Le temps d’un très court aller-retour à Madagascar, une image parmi quelques autres, prises trop vite à Tana, trop en surface, comme autant de flashs perturbés par une réelle perte de repères.

Ce qu’on perçoit à Tana – que je n’ai pas réussi à « prendre » cette fois car j’en ai trop vu en trop peu de temps, quelques heures au total – fait l’effet d’une bombe. Une multitude d’impacts violents qui vous surprennent, vous oppressent, et dépassent tout ce que l’on peut imaginer ou anticiper. L’impression dure de ne pas avoir le droit d’être là, d’être une intruse dans une île qui renferme tellement d’injustices et d’insupportable dans un écrin de nature malmené. Rien ne va de soi, tout est à apprendre. Et c’est précisément pour cela que j’étais venue.
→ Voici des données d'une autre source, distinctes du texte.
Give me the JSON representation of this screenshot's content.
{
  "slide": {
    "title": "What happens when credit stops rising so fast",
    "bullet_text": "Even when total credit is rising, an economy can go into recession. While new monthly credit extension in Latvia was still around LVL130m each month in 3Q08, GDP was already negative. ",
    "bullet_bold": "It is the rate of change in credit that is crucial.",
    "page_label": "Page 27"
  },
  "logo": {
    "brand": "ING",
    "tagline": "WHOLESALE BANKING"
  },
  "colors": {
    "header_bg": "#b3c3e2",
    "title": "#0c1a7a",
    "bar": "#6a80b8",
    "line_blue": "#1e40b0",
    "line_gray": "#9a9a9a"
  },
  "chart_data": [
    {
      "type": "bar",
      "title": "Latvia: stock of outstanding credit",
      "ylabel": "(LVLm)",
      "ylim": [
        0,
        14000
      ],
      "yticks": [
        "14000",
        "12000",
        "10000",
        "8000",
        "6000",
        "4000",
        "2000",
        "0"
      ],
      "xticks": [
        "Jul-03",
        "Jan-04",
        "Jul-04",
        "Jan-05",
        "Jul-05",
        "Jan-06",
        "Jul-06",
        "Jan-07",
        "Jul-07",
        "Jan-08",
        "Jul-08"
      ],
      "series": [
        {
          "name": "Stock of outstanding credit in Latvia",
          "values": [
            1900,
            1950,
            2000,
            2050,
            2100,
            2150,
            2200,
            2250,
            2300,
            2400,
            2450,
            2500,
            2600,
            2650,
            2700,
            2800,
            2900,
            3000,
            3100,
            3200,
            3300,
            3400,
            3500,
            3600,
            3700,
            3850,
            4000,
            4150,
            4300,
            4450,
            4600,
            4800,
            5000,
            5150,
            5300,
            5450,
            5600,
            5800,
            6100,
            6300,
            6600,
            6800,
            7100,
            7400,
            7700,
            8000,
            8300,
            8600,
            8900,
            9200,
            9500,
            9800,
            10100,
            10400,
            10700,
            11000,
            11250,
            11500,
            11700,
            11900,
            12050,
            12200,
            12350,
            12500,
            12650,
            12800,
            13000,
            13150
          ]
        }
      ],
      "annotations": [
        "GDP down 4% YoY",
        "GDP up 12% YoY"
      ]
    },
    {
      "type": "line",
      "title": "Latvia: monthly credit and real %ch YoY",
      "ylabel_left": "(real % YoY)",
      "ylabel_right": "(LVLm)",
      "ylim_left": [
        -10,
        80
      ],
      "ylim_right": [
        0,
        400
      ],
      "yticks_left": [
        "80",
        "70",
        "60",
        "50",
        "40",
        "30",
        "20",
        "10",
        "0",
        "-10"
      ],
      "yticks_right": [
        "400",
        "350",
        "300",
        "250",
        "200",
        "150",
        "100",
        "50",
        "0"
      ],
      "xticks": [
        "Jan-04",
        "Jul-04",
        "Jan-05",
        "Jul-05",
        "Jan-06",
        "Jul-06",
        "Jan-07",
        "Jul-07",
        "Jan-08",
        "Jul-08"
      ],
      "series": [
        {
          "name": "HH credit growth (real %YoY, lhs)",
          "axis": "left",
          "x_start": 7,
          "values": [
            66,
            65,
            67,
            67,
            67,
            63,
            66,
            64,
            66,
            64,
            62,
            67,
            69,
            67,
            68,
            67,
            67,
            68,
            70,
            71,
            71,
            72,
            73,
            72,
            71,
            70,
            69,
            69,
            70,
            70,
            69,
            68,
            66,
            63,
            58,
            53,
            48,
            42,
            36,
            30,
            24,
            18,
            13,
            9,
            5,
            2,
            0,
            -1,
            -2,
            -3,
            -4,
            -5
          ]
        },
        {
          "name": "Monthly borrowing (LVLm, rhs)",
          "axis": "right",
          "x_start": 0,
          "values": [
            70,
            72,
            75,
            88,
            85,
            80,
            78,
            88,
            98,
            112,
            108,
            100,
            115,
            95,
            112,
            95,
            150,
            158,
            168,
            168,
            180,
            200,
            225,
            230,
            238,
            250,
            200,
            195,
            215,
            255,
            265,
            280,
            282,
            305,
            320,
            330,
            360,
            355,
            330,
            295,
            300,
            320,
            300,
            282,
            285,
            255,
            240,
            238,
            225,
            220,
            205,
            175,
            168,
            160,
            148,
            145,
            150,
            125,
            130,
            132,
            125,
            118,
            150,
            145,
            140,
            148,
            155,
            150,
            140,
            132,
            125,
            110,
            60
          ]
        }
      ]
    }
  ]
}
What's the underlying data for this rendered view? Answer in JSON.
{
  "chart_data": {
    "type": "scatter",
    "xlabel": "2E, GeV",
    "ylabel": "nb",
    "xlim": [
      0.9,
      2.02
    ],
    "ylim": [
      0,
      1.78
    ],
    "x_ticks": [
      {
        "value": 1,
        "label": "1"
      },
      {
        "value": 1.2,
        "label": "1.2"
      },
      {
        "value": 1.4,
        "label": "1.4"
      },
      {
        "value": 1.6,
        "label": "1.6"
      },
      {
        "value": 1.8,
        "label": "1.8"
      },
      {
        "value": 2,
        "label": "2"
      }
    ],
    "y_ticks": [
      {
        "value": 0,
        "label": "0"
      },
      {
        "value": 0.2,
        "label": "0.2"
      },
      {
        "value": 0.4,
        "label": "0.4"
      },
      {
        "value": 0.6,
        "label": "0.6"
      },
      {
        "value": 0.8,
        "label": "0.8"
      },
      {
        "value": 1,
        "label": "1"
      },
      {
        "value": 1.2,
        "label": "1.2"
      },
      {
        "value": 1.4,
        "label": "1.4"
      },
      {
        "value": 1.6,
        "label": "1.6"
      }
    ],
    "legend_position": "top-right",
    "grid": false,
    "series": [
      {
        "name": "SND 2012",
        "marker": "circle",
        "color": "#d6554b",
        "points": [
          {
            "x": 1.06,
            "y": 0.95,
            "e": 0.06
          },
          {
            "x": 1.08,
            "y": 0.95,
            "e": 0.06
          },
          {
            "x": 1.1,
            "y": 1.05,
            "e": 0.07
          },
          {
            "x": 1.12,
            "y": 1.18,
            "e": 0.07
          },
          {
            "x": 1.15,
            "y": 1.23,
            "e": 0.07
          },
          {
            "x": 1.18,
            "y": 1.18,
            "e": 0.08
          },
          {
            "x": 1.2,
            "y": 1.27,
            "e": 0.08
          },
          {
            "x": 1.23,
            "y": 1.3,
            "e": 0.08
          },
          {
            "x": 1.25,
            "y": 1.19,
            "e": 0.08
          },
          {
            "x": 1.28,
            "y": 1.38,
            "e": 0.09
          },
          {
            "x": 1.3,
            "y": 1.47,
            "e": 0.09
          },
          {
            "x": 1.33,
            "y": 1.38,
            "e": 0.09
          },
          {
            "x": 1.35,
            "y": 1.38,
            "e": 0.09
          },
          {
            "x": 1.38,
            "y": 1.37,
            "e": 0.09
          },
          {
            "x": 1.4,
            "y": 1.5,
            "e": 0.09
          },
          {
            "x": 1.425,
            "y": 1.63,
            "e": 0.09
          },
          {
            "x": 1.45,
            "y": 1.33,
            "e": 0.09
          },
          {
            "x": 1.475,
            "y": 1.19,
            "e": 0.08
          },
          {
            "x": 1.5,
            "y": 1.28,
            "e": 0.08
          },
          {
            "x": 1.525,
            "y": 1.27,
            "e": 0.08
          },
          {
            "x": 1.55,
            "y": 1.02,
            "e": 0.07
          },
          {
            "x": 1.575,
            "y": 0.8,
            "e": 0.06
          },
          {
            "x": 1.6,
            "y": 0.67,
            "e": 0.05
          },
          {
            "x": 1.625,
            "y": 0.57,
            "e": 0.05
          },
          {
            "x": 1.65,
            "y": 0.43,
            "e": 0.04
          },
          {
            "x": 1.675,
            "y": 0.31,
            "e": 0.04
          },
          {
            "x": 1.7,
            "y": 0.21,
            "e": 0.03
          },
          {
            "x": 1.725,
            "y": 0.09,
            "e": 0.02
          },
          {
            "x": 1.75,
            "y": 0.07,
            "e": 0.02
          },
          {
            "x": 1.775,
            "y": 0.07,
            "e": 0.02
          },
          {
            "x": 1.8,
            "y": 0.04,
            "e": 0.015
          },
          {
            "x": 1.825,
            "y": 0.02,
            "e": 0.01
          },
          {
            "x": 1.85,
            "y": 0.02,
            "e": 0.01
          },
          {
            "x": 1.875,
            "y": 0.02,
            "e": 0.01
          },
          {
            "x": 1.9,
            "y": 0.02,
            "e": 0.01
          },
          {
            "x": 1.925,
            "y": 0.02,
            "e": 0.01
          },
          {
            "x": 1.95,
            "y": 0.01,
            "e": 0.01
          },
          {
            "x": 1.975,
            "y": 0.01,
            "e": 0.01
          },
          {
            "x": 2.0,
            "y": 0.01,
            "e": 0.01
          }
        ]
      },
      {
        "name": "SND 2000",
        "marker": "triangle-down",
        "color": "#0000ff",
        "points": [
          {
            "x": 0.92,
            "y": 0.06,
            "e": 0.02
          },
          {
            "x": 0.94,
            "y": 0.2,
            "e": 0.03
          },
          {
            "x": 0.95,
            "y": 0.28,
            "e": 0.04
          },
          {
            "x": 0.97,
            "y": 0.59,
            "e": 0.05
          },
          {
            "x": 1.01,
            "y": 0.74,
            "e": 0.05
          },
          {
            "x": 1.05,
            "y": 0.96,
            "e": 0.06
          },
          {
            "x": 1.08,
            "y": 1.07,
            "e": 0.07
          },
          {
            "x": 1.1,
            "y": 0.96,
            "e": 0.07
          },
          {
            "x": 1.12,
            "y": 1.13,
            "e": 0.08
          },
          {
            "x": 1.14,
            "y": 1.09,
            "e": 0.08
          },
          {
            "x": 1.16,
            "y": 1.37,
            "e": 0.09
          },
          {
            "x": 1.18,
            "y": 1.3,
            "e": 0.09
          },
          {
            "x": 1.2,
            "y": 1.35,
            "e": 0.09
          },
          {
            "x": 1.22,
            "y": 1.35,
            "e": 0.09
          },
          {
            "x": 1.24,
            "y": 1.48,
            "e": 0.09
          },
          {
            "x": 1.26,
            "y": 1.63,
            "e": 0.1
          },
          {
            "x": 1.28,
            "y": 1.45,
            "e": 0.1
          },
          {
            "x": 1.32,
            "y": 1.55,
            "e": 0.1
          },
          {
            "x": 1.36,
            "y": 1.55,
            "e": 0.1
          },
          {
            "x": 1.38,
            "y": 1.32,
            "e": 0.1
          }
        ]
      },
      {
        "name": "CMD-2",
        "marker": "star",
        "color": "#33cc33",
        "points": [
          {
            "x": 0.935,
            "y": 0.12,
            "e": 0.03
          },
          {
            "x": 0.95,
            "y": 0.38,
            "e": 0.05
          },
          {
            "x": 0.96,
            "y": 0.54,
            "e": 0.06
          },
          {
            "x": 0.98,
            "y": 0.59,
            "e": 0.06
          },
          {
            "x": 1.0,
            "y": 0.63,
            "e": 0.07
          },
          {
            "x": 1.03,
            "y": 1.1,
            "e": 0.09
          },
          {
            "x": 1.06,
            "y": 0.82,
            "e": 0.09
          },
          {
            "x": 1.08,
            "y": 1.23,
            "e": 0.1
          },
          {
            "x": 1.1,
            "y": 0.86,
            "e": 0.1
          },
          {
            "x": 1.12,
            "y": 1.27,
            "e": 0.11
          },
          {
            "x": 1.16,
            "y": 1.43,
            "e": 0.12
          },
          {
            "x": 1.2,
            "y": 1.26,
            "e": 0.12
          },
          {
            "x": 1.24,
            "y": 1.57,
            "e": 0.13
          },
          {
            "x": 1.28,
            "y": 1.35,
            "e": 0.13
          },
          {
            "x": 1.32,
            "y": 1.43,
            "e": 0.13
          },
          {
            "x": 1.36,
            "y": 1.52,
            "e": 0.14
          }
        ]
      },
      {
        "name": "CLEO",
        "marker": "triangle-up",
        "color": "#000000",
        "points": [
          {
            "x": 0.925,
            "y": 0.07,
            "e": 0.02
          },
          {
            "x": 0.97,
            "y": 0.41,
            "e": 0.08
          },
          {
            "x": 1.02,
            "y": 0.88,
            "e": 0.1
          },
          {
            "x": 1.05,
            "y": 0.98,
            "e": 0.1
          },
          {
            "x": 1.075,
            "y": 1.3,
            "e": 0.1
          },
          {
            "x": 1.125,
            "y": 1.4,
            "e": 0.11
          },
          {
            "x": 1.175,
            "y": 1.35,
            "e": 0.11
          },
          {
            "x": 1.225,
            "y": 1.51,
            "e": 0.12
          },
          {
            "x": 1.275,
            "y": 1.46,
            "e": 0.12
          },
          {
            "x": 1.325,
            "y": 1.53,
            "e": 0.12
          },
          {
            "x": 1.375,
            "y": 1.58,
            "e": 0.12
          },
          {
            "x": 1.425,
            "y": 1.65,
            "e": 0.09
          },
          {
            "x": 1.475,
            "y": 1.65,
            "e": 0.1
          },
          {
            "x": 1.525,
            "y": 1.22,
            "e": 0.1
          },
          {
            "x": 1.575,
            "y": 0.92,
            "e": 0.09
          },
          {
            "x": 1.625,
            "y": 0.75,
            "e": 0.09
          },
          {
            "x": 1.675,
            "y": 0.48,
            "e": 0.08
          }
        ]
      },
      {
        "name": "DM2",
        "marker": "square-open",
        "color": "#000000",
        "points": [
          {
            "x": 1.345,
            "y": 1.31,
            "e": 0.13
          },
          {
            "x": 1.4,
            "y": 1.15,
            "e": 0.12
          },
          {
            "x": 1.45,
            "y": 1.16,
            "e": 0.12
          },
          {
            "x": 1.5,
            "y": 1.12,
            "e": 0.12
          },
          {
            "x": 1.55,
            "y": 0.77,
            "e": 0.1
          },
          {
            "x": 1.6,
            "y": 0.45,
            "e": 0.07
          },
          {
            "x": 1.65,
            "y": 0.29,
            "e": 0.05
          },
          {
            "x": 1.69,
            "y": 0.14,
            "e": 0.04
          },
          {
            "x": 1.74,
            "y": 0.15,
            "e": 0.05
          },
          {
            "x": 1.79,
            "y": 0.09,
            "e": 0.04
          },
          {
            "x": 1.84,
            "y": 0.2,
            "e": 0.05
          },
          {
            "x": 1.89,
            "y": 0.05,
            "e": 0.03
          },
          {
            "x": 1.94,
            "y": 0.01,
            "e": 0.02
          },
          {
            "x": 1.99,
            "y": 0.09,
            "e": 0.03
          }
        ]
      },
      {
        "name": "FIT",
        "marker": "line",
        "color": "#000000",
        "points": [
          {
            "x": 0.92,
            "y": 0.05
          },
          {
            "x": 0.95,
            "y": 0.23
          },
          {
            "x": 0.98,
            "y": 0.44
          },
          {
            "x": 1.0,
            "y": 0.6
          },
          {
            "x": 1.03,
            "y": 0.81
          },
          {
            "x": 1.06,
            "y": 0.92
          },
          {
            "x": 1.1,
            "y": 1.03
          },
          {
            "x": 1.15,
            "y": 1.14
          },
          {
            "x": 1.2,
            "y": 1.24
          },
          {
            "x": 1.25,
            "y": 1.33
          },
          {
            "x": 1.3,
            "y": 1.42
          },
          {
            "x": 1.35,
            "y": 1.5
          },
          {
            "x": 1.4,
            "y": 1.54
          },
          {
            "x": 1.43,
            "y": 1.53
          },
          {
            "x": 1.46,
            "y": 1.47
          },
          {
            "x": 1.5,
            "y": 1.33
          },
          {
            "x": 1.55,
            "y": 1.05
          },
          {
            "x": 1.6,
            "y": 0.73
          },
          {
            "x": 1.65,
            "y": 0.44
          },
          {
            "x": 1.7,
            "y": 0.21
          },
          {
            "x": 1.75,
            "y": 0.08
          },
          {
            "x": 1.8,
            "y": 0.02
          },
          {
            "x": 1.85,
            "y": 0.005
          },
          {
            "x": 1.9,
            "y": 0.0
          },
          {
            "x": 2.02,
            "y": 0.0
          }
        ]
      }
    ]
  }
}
Tana envoûte aussi malgré soi, parce qu’elle est différente et riche, entrelacement d’Histoire et d’histoires qui ont façonné des mondes pluriels dans la ville. Elle s’insinue en vous, tant la frontière entre l’humanité et l’inhumanité est ténue, et tant l’envie de la connaître, d’aller à la rencontre de l’Autre est indispensable. J’ai besoin d’y retourner pour avoir un regard plus juste, plus posé ou brut je ne sais pas, dès que possible.